But fun was yet to come.
There was almost no evidence to show a significant horizontal diffusion of IT into other sectors such as manufacturing, C.P.Chandrasekhar, Professor, Centre for Economic Studies and Planning, Jawaharlal Nehru University, said. The sector had grown rapidly due to an expansion in exports. Though IT could make a significant difference to economy-wide growth and welfare, its contribution to employment generation did not match up to its export potential.
India had become a significant importer of both hardware and packaged software which affected domestic markets. Though IT's contribution to the country's balance of payment was substantial, the sustainability of export boom was questionable as it had not had a significant impact on the population, he added.
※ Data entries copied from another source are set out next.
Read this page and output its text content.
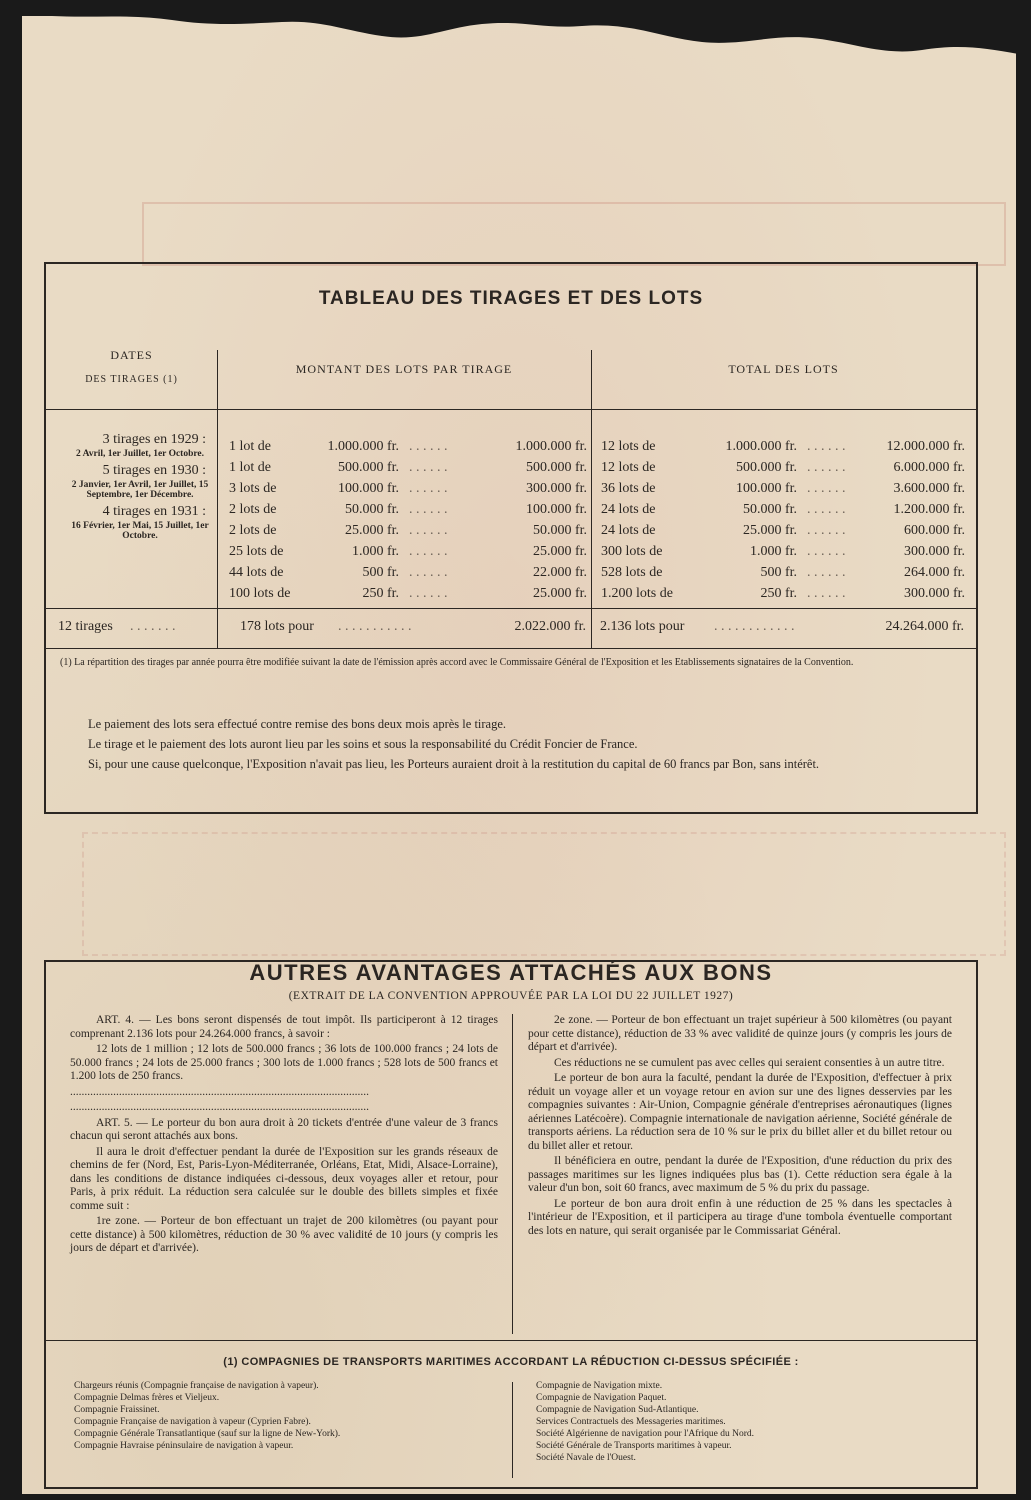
TABLEAU DES TIRAGES ET DES LOTS
DATES
DES TIRAGES (1)
MONTANT DES LOTS PAR TIRAGE	TOTAL DES LOTS
3 tirages en 1929 :
2 Avril, 1er Juillet, 1er Octobre.
5 tirages en 1930 :
2 Janvier, 1er Avril, 1er Juillet, 15 Septembre, 1er Décembre.
4 tirages en 1931 :
16 Février, 1er Mai, 15 Juillet, 1er Octobre.
1 lot de	1.000.000 fr. . . . . . .	1.000.000 fr. 12 lots de	1.000.000 fr. . . . . . .	12.000.000 fr.
1 lot de	500.000 fr. . . . . . .	500.000 fr. 12 lots de	500.000 fr. . . . . . .	6.000.000 fr.
3 lots de	100.000 fr. . . . . . .	300.000 fr. 36 lots de	100.000 fr. . . . . . .	3.600.000 fr.
2 lots de	50.000 fr. . . . . . .	100.000 fr. 24 lots de	50.000 fr. . . . . . .	1.200.000 fr.
2 lots de	25.000 fr. . . . . . .	50.000 fr. 24 lots de	25.000 fr. . . . . . .	600.000 fr.
25 lots de	1.000 fr. . . . . . .	25.000 fr. 300 lots de	1.000 fr. . . . . . .	300.000 fr.
44 lots de	500 fr. . . . . . .	22.000 fr. 528 lots de	500 fr. . . . . . .	264.000 fr.
100 lots de	250 fr. . . . . . .	25.000 fr. 1.200 lots de	250 fr. . . . . . .	300.000 fr.
12 tirages . . . . . . .	178 lots pour . . . . . . . . . . .	2.022.000 fr. 2.136 lots pour . . . . . . . . . . . .	24.264.000 fr.
(1) La répartition des tirages par année pourra être modifiée suivant la date de l'émission après accord avec le Commissaire Général de l'Exposition et les Etablissements signataires de la Convention.

Le paiement des lots sera effectué contre remise des bons deux mois après le tirage.

Le tirage et le paiement des lots auront lieu par les soins et sous la responsabilité du Crédit Foncier de France.

Si, pour une cause quelconque, l'Exposition n'avait pas lieu, les Porteurs auraient droit à la restitution du capital de 60 francs par Bon, sans intérêt.

AUTRES AVANTAGES ATTACHÉS AUX BONS
(EXTRAIT DE LA CONVENTION APPROUVÉE PAR LA LOI DU 22 JUILLET 1927)

ART. 4. — Les bons seront dispensés de tout impôt. Ils participeront à 12 tirages comprenant 2.136 lots pour 24.264.000 francs, à savoir :

12 lots de 1 million ; 12 lots de 500.000 francs ; 36 lots de 100.000 francs ; 24 lots de 50.000 francs ; 24 lots de 25.000 francs ; 300 lots de 1.000 francs ; 528 lots de 500 francs et 1.200 lots de 250 francs.

........................................................................................................

........................................................................................................

ART. 5. — Le porteur du bon aura droit à 20 tickets d'entrée d'une valeur de 3 francs chacun qui seront attachés aux bons.

Il aura le droit d'effectuer pendant la durée de l'Exposition sur les grands réseaux de chemins de fer (Nord, Est, Paris-Lyon-Méditerranée, Orléans, Etat, Midi, Alsace-Lorraine), dans les conditions de distance indiquées ci-dessous, deux voyages aller et retour, pour Paris, à prix réduit. La réduction sera calculée sur le double des billets simples et fixée comme suit :

1re zone. — Porteur de bon effectuant un trajet de 200 kilomètres (ou payant pour cette distance) à 500 kilomètres, réduction de 30 % avec validité de 10 jours (y compris les jours de départ et d'arrivée).

2e zone. — Porteur de bon effectuant un trajet supérieur à 500 kilomètres (ou payant pour cette distance), réduction de 33 % avec validité de quinze jours (y compris les jours de départ et d'arrivée).

Ces réductions ne se cumulent pas avec celles qui seraient consenties à un autre titre.

Le porteur de bon aura la faculté, pendant la durée de l'Exposition, d'effectuer à prix réduit un voyage aller et un voyage retour en avion sur une des lignes desservies par les compagnies suivantes : Air-Union, Compagnie générale d'entreprises aéronautiques (lignes aériennes Latécoère). Compagnie internationale de navigation aérienne, Société générale de transports aériens. La réduction sera de 10 % sur le prix du billet aller et du billet retour ou du billet aller et retour.

Il bénéficiera en outre, pendant la durée de l'Exposition, d'une réduction du prix des passages maritimes sur les lignes indiquées plus bas (1). Cette réduction sera égale à la valeur d'un bon, soit 60 francs, avec maximum de 5 % du prix du passage.

Le porteur de bon aura droit enfin à une réduction de 25 % dans les spectacles à l'intérieur de l'Exposition, et il participera au tirage d'une tombola éventuelle comportant des lots en nature, qui serait organisée par le Commissariat Général.

(1) COMPAGNIES DE TRANSPORTS MARITIMES ACCORDANT LA RÉDUCTION CI-DESSUS SPÉCIFIÉE :
Chargeurs réunis (Compagnie française de navigation à vapeur).
Compagnie Delmas frères et Vieljeux.
Compagnie Fraissinet.
Compagnie Française de navigation à vapeur (Cyprien Fabre).
Compagnie Générale Transatlantique (sauf sur la ligne de New-York).
Compagnie Havraise péninsulaire de navigation à vapeur.
Compagnie de Navigation mixte.
Compagnie de Navigation Paquet.
Compagnie de Navigation Sud-Atlantique.
Services Contractuels des Messageries maritimes.
Société Algérienne de navigation pour l'Afrique du Nord.
Société Générale de Transports maritimes à vapeur.
Société Navale de l'Ouest.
I don't have any research data that the JNU professor seems to have regarding diffusion of IT in manufacturing. But I have worked in a manufacturing unit, and have many friends who are in manufacturing sector and the empirical evidence is clear that IT has diffused much more into manufacturing sector than what the professor seems to imply. Even small units (about Rs. 20 cr turnover) have some sort of ERP package to improve their efficiencies.
And what was that about employment generation not matching export potential? Didn't we read last month that TCS, Infosys and Wipro are the top three largest private sector employers in India?
The last sentence, "sustainability of the expert boom is questionable as it has not had any significant impact on population" is equally questionable. What is the relationship between sustainability of export boom and impact on population? Beats me.
It is probably this kind of questioning by lay men that is causing jitters to institutionalised media.